Aan verdachte wordt poging doodslag ten laste gelegd. Tijdens het uitgaan in Vlissingen vond een confrontatie plaats. Het slachtoffer stond samen met zijn broer en wat vrienden op straat en verdachte liep samen met een vriend voorbij. De vriend van verdachte maakte opmerkingen naar de groep als ‘moet ik je  steken’. Vervolgens is de vriend van verdachte door het latere slachtoffer knock-out geslagen. Het slachtoffer wilde de vriend van verdachte vervolgens nog een trap tegen het hoofd geven terwijl hij al knock-out op de grond lag. Verdachte is hiertussen gekomen. Hij sloeg het slachtoffer op zijn gezicht en er ontstond een gevecht. Terwijl de vriend van verdachte nog op de grond lag, is verdachte meerdere keren op zijn hoofd geslagen door de groep van het slachtoffer en is hij naar de grond gewerkt en werd er verder op hem in geslagen. Verdachte heeft hierop een mes uit zijn broekzak gepakt en daarmee afweer bewegingen gemaakt. Het slachtoffer heeft hierdoor vijf messteken in zijn bovenlichaam opgelopen.

Volgens de Officier van Justitie kan de poging doodslag bewezen worden. Dit baseert hij op getuigenverklaringen, de aangifte, de letselbeschrijving en de verklaring van de verdachte. De rechtbank is van oordeel dat verdachte de aanmerkelijke kans op de dood van het slachtoffer heeft aanvaard door het slachtoffer vijf keer met een mes te steken.

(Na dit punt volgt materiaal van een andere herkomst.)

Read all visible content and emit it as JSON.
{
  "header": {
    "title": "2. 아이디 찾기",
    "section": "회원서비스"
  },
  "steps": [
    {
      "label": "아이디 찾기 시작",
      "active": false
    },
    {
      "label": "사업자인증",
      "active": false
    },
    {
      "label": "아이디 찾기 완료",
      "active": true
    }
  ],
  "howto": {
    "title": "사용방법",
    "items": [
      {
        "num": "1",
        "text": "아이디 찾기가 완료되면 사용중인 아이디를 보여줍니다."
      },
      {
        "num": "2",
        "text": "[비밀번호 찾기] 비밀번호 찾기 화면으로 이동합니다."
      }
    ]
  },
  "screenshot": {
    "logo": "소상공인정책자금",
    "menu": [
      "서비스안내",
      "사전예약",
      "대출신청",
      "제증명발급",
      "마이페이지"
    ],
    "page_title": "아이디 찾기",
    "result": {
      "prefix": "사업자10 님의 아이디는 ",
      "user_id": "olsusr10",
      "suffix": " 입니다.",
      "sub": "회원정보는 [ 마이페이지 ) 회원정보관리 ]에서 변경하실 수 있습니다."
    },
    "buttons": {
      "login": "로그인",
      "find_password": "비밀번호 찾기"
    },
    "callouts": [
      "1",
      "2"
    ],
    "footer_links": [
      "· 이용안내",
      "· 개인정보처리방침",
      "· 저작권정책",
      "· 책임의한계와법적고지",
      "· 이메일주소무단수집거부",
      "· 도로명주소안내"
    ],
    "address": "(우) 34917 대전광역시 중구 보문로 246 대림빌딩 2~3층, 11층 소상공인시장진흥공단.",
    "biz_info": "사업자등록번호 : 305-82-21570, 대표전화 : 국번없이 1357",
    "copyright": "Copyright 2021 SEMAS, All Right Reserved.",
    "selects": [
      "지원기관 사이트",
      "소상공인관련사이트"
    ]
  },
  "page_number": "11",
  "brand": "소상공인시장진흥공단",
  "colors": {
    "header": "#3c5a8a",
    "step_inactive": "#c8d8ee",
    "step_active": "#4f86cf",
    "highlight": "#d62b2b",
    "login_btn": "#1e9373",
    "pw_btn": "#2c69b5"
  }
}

Als strafrechtadvocaat in Breda voor de verdediging doet de raadsman een beroep op noodweer en eventueel op noodweer exces. De raadsman voert hierbij aan dat verdachte geen schijn van kans had tegen de groep en dat het in het onderhavige geval noodzakelijk was om zich tegen deze aanranding te verdedigen. Hij werd ten slotte tegen de grond gewerkt en continu geslagen.

De rechtbank in Breda oordeelt dat er sprake is van een ogenblikkelijke en wederrechtelijke aanranding tegen de vriend van verdachte en verdachte. Verdachte heeft geprobeerd om zijn vriend en zichzelf tegen deze aanval te beschermen. Verdachte stond daarmee alleen tegenover een groep en dreigde het onderspit te delven. Hij heeft geprobeerd zichzelf te verdedigen door afweer bewegingen te maken met het mes. De rechtbank stelt dan ook vast dat hier sprake was van een ogenblikkelijke, wederrechtelijke aanranding, gericht tegen verdachte.  Naar het oordeel van de rechtbank bestond voor verdachte in deze omstandigheden geen reële en redelijke mogelijkheid om zich aan de aanranding te onttrekken daar de situatie zeer bedreigend was. De verdediging was noodzakelijk. Wel staat volgens de rechtbank het steken met een mes in wanverhouding tot het geweld dat hem werd aangedaan. Er kan dus geen sprake zijn van noodweer, maar mogelijk wel van noodweer-exces. Hiervan is volgens de rechtbank sprake omdat de situatie dusdanig bedreigend was door het herhaaldelijke geweld dat er bij verdachte een hevige gemoedsbeweging is ontstaan waardoor hij in zijn verdediging verder is gegaan dan geboden. Bij verdachte heeft de terechte vrees kunnen ontstaan dat hij het alleen tegenover de groep zou afleggen. Aannemelijk is dat de gemoedsbeweging van doorslaggevend belang is geweest voor het steken met het mes.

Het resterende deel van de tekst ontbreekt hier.